Finding building materials that are appropriate for hot desert conditions is one of the biggest challenges facing the Middle East and North Africa region’s construction industry. While earth used in architecture found in Egypt, Libya, Yemen and elsewhere is typically considered the most effective material for keeping interior temperatures low while the sun acts like a giant blowtorch outside, it isn’t popular among contemporary designers.
Instead, we see a lot of new buildings – particularly in urban environments – constructed with steel and glass, which exacts an enormous cooling load and requires water, another scarce resource, for cleaning. But the future holds promise; researchers from Stanford University have created a nanophotic panel that reflects sunlight off of buildings (or cars and other structures), and beams heat out right of the earth’s atmosphere.
Scientists have long sought a way to prevent buildings from absorbing heat from sunlight during the day and radiating it back into space, and now a team from Stanford University have done that. They published their findings in the journal Nano Letters.
The trick is to produce a material that can not only reflect sunlight, to prevent absorption of heat, but also to radiate that thermal energy beyond the earth’s atmosphere at a very specific wavelength to ensure that the heat isn’t simply radiated back to earth.
Known as the greenhouse effect, this trapping of heat is one of the mechanisms behind global warming and climate change.
“We’ve developed a new type of structure that reflects the vast majority of sunlight, while at the same time it sends heat into that coldness, which cools manmade structures even in the day time,” Shanhui Fan, professor of electrical engineering and the paper’s senior author, told Physorg.
They have been able to incorporate both the reflective and radiative cooling effects into one material, which is made of quartz and silicon carbide.
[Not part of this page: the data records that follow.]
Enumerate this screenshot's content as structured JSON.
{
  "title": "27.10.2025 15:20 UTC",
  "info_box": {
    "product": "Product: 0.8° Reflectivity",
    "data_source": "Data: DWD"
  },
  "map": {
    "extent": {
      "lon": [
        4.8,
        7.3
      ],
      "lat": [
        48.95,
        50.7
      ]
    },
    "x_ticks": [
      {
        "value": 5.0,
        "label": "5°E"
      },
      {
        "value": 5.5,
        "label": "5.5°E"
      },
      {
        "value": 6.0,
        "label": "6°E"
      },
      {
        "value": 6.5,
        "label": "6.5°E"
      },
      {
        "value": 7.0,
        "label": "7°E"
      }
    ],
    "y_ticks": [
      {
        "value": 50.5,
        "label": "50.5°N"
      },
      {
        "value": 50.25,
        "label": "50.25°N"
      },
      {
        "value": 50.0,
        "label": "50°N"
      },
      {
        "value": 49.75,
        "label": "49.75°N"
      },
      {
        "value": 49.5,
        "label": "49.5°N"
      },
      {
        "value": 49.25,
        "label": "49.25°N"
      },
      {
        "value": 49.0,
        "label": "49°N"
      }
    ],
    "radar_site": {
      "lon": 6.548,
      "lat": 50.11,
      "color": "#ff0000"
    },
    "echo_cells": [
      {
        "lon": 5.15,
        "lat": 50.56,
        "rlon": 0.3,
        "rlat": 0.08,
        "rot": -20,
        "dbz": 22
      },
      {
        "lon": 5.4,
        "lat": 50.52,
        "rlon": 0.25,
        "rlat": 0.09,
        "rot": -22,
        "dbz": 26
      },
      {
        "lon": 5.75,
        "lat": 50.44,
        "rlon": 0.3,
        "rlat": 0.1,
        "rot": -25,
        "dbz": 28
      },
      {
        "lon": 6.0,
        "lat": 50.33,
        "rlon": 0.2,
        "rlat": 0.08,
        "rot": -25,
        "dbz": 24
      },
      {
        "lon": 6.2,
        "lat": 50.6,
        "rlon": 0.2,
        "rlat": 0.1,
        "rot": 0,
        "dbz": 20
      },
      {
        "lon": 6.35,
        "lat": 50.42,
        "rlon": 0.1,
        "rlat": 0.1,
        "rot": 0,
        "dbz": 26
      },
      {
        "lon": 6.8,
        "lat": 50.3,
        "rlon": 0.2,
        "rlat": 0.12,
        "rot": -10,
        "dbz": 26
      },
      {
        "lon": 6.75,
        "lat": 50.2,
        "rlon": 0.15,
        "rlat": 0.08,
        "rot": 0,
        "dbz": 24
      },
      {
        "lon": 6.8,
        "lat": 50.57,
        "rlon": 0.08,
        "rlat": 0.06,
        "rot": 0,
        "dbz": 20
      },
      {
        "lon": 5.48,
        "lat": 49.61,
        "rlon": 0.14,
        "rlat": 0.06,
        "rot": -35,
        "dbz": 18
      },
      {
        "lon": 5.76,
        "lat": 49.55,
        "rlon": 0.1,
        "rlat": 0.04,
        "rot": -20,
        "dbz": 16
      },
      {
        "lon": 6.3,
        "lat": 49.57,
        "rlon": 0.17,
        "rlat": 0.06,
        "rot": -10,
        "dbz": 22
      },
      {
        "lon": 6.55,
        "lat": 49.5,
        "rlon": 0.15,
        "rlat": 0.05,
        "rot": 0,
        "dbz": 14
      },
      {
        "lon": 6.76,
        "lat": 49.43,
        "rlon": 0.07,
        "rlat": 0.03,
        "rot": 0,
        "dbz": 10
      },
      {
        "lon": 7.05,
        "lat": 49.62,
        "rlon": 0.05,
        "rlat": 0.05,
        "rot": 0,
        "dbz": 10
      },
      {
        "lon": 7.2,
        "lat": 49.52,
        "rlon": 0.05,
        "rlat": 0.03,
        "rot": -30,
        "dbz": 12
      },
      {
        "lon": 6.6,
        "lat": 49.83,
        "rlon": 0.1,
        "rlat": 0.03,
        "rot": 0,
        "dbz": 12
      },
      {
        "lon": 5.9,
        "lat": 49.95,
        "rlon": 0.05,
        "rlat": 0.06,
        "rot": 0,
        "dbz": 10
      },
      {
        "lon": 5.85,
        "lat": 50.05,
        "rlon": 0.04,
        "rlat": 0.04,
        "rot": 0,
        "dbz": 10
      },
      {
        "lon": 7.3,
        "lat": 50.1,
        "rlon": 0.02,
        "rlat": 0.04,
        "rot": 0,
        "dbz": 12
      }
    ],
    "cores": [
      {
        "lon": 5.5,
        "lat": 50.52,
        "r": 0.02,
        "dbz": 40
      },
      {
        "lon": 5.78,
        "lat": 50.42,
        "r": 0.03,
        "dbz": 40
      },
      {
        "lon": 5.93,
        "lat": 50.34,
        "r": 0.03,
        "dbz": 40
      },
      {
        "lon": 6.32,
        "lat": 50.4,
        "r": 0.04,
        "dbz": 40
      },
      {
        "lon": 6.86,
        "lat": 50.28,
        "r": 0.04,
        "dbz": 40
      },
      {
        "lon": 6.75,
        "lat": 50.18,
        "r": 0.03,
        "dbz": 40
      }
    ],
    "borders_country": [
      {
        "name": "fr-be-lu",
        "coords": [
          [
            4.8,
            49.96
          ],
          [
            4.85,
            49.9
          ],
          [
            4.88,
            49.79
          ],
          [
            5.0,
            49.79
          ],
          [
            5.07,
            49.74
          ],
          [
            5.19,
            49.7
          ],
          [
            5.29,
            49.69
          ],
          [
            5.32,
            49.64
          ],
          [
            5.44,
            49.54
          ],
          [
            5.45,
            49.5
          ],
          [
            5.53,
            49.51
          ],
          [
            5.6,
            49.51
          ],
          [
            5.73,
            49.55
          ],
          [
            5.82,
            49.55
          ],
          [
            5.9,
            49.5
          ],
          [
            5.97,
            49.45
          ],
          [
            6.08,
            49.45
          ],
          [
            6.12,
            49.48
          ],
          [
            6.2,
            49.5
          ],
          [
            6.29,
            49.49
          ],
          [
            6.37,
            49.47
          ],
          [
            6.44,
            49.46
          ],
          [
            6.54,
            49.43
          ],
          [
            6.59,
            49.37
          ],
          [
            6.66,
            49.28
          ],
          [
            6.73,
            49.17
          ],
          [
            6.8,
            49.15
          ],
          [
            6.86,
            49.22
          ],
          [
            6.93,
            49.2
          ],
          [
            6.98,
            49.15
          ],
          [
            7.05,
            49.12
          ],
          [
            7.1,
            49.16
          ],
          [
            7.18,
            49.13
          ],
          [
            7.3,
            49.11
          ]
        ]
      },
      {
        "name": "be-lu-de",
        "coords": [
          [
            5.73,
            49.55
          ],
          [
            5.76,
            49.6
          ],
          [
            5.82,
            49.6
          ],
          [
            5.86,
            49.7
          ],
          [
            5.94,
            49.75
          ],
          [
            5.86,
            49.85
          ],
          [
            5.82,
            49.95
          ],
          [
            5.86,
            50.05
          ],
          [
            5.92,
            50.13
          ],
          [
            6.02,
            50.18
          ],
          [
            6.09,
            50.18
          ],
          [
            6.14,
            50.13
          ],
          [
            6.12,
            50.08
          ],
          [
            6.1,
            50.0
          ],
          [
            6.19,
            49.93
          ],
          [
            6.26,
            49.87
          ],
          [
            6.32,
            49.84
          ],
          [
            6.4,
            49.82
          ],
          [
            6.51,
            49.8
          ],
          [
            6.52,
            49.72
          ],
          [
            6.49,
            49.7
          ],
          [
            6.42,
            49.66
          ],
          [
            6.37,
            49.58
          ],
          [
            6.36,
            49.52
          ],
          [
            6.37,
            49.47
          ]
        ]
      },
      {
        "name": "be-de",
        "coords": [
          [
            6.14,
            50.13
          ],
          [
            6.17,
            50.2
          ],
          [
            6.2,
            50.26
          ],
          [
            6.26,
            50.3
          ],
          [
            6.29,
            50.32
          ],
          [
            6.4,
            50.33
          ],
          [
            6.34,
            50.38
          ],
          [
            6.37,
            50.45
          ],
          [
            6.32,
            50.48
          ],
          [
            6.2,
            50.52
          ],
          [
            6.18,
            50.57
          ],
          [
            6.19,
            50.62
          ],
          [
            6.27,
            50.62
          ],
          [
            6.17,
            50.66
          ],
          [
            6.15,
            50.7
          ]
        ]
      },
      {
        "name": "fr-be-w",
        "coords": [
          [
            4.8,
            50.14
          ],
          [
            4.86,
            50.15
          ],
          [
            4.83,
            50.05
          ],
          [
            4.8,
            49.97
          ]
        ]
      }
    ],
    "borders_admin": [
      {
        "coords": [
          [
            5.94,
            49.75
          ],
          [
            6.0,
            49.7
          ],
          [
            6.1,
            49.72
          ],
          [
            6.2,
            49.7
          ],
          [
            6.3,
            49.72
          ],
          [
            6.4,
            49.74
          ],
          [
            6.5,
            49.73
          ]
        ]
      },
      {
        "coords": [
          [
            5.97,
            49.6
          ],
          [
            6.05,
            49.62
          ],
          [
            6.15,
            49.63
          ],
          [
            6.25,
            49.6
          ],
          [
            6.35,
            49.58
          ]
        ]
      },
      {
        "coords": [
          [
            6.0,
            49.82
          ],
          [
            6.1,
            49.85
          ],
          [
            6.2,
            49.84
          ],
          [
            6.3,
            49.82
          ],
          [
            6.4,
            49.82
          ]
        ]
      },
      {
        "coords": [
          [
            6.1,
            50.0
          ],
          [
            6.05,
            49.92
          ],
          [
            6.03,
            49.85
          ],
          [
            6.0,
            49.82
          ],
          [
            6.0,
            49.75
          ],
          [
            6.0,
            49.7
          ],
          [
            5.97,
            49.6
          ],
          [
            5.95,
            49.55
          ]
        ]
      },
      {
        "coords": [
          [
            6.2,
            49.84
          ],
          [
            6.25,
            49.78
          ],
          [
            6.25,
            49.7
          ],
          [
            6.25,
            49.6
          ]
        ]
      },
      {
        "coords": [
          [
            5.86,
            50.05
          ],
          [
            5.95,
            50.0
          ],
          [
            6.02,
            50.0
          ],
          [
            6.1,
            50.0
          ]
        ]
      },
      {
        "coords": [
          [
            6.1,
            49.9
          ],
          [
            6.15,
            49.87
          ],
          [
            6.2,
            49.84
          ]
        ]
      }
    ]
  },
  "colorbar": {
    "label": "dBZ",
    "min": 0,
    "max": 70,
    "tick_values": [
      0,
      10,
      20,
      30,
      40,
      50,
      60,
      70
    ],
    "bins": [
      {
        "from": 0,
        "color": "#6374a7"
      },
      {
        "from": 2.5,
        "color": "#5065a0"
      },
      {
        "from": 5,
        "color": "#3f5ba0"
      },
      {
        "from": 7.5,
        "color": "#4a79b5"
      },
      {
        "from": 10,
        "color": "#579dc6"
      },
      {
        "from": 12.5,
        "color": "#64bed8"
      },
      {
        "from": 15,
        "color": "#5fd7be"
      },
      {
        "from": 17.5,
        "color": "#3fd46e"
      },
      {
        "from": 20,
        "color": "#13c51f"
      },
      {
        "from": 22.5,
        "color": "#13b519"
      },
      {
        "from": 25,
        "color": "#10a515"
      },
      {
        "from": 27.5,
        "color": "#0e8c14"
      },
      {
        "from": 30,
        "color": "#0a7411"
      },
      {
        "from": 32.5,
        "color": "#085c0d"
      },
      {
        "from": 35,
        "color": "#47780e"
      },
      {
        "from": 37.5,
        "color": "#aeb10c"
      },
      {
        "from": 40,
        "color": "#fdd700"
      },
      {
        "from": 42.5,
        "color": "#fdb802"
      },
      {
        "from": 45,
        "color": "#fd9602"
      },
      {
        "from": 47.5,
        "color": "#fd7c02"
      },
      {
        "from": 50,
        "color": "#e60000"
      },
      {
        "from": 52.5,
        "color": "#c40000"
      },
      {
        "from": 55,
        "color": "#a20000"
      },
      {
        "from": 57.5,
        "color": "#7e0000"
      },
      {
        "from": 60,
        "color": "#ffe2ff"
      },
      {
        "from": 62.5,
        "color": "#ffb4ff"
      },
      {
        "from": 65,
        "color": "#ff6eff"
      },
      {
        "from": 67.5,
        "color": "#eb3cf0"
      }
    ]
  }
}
While it is unclear how readily available these materials are for mass production, or whether they can be harvested from existing materials, they don’t absorb sunlight well, which allows the building or car on which they are placed to stay cool even during the heat of the day.
Replacing just 10 percent of a roof’s surface with this material can theoretically mitigate 35 percent of that building’s cooling load, according to Physorg, – an exciting prospect for governments that are serious about slashing their energy consumption in the face of growing energy scarcity.
Even better, this passive technology mitigates carbon emissions given that air-conditioning units would be obsolete in a building clad in such engineered panels.
As our informed followers point out, the Stanford team’s breakthrough is still conceptual, but at the very least scientists are starting to think more creatively about how to reduce the building industry’s detrimental environmental impact.
:: Physorg
Image of glass building, Shutterstock
could never be used on the millions of roofs about the world,,, cost astranomical…globally all buildings are grossly poor in design and mostly inapropriate for the climatic locations…apart from the structural engineering no thought is given to location or appropriate exterior….Still, there are at least some people out there THINKING…
HOW MUCH HEAT DO ONE MILLION AIR CONDITIONERS PUMP INTO THE ATMOSPHERE?? HOW MUCH HEAT DO ONE MILLION CARS?? OR ONE MILLION PEOPLE??..THE HUMAN ANIMAL IS HIGHLY INTELLIGENT AND YET STILL THE DUMBEST ANIMAL ON THE PLANET…
In the late 60’s when I worked on the space program, there was a material developed by Lockheed called optical solar reflector (OSR) which backed sheets of quarts with a silver or gold coating. It’s solar absorbance was less than 5% and it’s emissivity was close to 90%. The incoming sunlight went through the quartz with very little absorption. The silver reflected more than 95% of the sunlight. The quartz then radiated the small amount of absorbed heat with a thermal emmissivity at room temperature of more than 90%. A piece of it in sunlight in space would become very cold. It was used to coat heat rejection radiators and for thermal control on unmanned spacecraft and satellites.
I take back what I said – just looked at Physorg and they state it also cools – so this math could work out if it does indeed suck the heat, so to speak, out of a building. This would require that you remove the roof insulation though (which you would need in the winter) and may require active insulation moving so you don’t cool your building too much. anyhow – exciting stuff I say!…hopefully more details on longevity, cost, etc. will be released soon.
so if you cover 10% of a roof your cooling loads will go down 35% !!! That sounds impossible unless the roofing generates cooling. What about lighting, equipment, windows and other sources of heat?
What happens if you cover 100% of your roof?? – do the math.
Anyhow – I am sure the product is amazing and very good, I just wish the writers and scientists were move careful with the math.